Research and Advances
Artificial Intelligence and Machine Learning A game experience in every application

Tracking Contact and Free Gesture Across Large Interactive Surfaces

Built into store windows, museum exhibits, and other communal spaces, these surfaces entice even casual passersby to playfully interact with information—and each other—by knocking on the glass.
  1. Introduction
  2. Conclusion
  3. References
  4. Author
  5. Footnotes
  6. Figures

Large projection displays and video walls are increasingly seen in public spaces like shopping malls and airports worldwide. As the enabling technologies improve and decrease in price, these devices should achieve even greater popularity. At the moment, however, such displays are mainly noninteractive, merely playing uninterrupted video streams without accommodating user input. If they were responsive, entirely new types of group interaction would be possible that aren’t natural to video kiosks, their TV-size ubiquitous cousins designed mainly for individual users.

User interaction with large displays is a topic of considerable interest among researchers in the fields of computer-human interaction and ubiquitous computing [2, 4, 12] pursuing ways to distribute the user interface among a variety of portals, including handhelds, mobile and wearable devices, and large interactive surfaces, in responsive environments and augmented rooms. Many applications have been explored in professional niches, including electronic blackboards for presentations, large screens for teleconferencing, augmented interaction in business and office environments, large electronic bulletin boards in corporate water-cooler settings, interactive visualizations in design studios, and big-board displays for military and situation rooms. In contrast, most of the implementations I describe here are directed at public settings for use in casual information browsing, interactive retail, artistic, and entertainment settings.

Because their activity tends to be publicly visible, participants often become performers. The systems are intrinsically collaborative; crowds gather to watch, participate, and suggest what to do next as users interact with the displays. The applications attain a social, gamelike quality.

Although several commercially available products identify and track objects accurately across large electronic whiteboards and tablets, in order to be usable in public settings, interactive walls have to respond to bare hands and not require users to wear any kind of active or passive target. At the moment, several sensing and tracking approaches have been used to make large surfaces bare-hand interactive, many introduced in [8]. Most of them, including capacitive sensing, resistive sandwiches, light curtains, and active acoustics, are derived from touch-screen technology [11]; others are based on video tracking [6]. However, most do not scale well to very large surfaces or involve significant complication and robustness issues, especially in unstructured public and outdoor installations.
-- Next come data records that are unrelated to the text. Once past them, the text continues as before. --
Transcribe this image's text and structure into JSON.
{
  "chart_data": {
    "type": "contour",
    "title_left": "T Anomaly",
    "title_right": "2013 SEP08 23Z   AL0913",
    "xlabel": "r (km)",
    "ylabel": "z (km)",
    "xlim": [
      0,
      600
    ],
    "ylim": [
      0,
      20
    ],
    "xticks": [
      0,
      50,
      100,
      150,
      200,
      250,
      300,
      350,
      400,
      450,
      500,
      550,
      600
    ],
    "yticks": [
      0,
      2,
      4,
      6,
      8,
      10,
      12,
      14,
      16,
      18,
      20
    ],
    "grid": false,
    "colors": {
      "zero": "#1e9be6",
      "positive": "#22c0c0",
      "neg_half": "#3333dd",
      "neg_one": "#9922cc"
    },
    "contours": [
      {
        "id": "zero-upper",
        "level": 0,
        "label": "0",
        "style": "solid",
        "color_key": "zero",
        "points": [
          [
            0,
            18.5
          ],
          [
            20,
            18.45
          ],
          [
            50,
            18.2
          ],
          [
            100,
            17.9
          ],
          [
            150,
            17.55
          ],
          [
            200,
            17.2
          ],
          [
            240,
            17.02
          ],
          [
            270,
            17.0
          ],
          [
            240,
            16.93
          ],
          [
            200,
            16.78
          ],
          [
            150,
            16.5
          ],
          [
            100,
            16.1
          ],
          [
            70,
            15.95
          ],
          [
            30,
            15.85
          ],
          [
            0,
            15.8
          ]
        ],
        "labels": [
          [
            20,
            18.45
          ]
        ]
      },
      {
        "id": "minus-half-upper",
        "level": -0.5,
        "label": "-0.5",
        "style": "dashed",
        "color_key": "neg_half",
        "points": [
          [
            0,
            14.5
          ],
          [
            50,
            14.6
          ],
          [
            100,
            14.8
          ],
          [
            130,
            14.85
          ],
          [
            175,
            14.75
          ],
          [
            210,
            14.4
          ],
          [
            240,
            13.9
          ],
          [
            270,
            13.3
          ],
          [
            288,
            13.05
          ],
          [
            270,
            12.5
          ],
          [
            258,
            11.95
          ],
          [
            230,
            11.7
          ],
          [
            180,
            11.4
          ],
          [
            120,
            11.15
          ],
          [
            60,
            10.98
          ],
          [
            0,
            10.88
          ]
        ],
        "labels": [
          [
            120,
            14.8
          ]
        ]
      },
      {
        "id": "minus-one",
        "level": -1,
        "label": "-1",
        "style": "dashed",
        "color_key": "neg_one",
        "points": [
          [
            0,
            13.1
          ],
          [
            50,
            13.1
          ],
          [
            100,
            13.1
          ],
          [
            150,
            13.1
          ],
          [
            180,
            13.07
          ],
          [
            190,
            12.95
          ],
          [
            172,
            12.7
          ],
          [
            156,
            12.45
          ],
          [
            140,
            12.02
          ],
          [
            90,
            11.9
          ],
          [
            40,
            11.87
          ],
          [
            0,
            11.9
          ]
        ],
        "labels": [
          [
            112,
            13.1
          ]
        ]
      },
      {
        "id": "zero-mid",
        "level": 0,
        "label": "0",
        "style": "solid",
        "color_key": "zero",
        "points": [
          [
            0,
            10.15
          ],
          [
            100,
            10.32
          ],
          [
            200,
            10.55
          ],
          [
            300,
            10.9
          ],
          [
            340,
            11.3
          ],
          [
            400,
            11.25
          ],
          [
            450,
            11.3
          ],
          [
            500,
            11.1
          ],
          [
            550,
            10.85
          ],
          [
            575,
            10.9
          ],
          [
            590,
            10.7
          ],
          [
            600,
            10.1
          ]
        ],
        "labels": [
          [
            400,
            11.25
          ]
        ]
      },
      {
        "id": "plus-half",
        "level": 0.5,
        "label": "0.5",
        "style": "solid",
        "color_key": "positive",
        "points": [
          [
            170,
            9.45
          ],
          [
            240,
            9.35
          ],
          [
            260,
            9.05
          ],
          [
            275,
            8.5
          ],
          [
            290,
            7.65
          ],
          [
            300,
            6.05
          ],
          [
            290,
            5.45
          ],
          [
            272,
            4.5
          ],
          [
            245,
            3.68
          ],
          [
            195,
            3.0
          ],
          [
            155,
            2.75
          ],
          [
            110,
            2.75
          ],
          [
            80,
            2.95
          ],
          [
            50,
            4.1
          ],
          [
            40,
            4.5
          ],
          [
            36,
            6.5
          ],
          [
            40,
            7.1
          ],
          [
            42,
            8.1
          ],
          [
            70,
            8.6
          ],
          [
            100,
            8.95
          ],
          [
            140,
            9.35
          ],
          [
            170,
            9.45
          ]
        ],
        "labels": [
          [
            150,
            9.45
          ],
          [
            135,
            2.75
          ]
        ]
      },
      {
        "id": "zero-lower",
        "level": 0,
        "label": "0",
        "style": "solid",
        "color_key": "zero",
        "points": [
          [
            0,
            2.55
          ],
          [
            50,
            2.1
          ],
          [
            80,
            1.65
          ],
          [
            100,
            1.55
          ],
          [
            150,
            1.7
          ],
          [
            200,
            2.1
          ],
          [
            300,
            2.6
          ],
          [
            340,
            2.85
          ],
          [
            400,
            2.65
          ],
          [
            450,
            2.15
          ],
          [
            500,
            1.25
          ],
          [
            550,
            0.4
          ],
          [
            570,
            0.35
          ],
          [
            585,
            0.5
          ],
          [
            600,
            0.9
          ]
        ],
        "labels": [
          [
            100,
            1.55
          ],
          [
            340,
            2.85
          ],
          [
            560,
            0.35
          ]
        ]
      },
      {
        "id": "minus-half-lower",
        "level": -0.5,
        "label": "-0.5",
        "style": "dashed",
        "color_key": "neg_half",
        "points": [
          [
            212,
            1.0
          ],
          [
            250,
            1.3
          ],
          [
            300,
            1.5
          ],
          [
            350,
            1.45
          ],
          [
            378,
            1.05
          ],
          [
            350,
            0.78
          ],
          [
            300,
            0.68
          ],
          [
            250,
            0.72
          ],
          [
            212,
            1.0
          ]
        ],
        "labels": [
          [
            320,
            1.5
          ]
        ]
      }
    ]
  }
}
The Responsive Environments Group at the MIT Media Lab has developed several relatively simple techniques to track activity across large surfaces [8]. All are essentially retrofits, as they do not require the addition of custom-designed material or any significant infrastructure. The first of these projects, the Gesture Wall, was an interactive music installation designed in 1996 for the Brain Opera [7], a large touring interactive media production now installed at the Haus der Musik museum ( in Vienna, Austria.1

An array of four pickup electrodes placed at the corners of a projection screen receives a signal capacitively coupled from the body of a participant standing atop an antenna transmitting a 50kHz electric field. The amplitude sensed at each pickup, reflecting the proximity of the body to the corresponding receive electrode, is processed to determine a mean position used by a rulebase producing interactive music and graphics. Although the system responded well to bulk gesture, its tracking accuracy, with only four sensing electrodes, varied widely with the posture of the participant, limiting its use to abstract kinetic expression of the sort exploited by the Gesture Wall installation.

The Group’s next system [8] employed a scanning laser rangefinder placed at a corner of a large projection screen to monitor a plane just above the projection surface. As commercial rangefinders were prohibitively expensive for this project, my colleagues and I designed our own relatively low-cost, continuous-phase-shift device that could track bare hands with roughly 1-cm accuracy out to about 4 meters at 30Hz. As the laser illumination was synchronously detected, the device was insensitive to background light and accurate enough for detailed, causal interaction. The system was used in interactive music applications and graphical database interfaces shown at the Emerging Technologies exhibits at SIGGRAPH 1998 and SIGGRAPH 2000. Despite its engaging performance, the technique requires the electromechanical scanning rangefinder to be mounted in a corner at the front of the display, potentially limiting its application, especially in outdoor settings.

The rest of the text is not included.